December 14, 2011 By Citizen M

Kommersant Under Attack

If anyone had any illusions about the state of media freedom in Russia, they will have been put to bed by yesterday’s ugly and unabashed intervention in the work of Kommersant publishing house.  Kommersant Vlast editor-in-chief Maxim Kovalsky and holding general manager Andrei Galiyev were fired over a rather acerbic insult directed towards Vladimir Putin published in the weekly magazine.  The lampooning of Russia’s national leader was, it seems, not taken well by the magazine’s billionaire owner Alisher Usmanov.  Today we saw that Mikhail Prokhorov is now interested in purchasing Kommersant.  Will Englund in the Washington Post sees intrigue afoot:

Why has Prime Minister Vladimir Putin been so quiet? What does it mean when a former Putin cabinet minister, Alexei Kudrin, talks about creating a liberal opposition?

And what’s the story behind the firing this week of the top management at one of Russia’s more respected magazines?

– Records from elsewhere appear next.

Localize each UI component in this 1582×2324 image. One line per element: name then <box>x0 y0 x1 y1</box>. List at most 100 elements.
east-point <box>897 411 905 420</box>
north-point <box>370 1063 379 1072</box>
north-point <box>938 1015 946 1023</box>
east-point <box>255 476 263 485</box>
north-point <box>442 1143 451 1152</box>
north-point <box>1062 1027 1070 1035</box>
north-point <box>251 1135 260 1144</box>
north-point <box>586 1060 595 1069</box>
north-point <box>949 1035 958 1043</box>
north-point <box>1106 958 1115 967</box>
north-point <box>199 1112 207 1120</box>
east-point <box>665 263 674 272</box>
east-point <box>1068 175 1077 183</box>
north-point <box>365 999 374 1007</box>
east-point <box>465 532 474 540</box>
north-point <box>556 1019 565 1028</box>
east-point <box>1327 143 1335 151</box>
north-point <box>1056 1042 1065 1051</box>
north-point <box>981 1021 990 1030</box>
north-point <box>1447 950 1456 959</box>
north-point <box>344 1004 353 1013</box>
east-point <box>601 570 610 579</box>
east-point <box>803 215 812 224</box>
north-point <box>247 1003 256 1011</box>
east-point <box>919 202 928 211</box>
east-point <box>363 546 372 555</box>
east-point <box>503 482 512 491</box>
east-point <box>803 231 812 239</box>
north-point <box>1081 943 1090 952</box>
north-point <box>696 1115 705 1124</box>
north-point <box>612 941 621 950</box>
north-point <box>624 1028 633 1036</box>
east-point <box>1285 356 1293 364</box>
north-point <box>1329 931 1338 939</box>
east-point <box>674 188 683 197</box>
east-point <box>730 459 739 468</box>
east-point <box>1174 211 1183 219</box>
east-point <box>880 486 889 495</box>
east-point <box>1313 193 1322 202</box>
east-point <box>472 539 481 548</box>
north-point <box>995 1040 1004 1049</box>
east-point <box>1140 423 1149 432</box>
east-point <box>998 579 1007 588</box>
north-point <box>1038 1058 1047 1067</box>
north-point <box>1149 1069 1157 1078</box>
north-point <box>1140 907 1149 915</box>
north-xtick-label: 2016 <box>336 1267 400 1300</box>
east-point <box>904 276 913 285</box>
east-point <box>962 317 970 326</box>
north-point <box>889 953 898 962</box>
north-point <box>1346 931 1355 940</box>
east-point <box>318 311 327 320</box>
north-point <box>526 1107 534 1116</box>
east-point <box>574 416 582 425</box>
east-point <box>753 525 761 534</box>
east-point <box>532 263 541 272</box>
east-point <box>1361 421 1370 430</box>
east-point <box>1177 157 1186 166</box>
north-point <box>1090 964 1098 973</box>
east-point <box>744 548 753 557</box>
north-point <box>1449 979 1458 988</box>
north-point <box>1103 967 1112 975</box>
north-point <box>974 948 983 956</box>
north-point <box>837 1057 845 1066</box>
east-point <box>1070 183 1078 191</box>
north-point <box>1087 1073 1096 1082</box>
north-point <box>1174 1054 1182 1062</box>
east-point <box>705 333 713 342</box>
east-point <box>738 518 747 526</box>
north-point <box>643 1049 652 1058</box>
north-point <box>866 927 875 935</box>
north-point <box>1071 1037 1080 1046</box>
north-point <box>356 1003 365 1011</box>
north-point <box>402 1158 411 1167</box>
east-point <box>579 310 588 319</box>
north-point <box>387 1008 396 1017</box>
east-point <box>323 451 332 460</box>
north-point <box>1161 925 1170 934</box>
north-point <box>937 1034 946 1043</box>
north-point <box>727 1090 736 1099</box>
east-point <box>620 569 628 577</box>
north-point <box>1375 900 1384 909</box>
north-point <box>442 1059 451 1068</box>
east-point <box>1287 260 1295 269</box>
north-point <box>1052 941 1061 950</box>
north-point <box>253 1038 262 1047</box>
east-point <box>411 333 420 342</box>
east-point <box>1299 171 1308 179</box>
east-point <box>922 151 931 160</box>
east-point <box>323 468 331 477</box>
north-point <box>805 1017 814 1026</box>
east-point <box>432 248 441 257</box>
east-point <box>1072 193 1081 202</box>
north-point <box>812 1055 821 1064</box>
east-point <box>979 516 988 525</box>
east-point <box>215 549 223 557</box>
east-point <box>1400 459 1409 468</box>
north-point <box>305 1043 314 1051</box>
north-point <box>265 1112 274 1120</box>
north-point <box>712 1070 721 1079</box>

That last incident looked to a lot of Russian journalists like a signal. It’s not what we say in public, it’s what we do behind the scenes, the authorities seemed to be warning them. But this also could have been the initiative of a loyal member of the inner circle — in this case, the owner of the magazine — trying to anticipate his patron’s wrath and moving first. There’s a long Russian — and Soviet — tradition of that. Or, possibly, it was just because someone in power doesn’t like bad taste.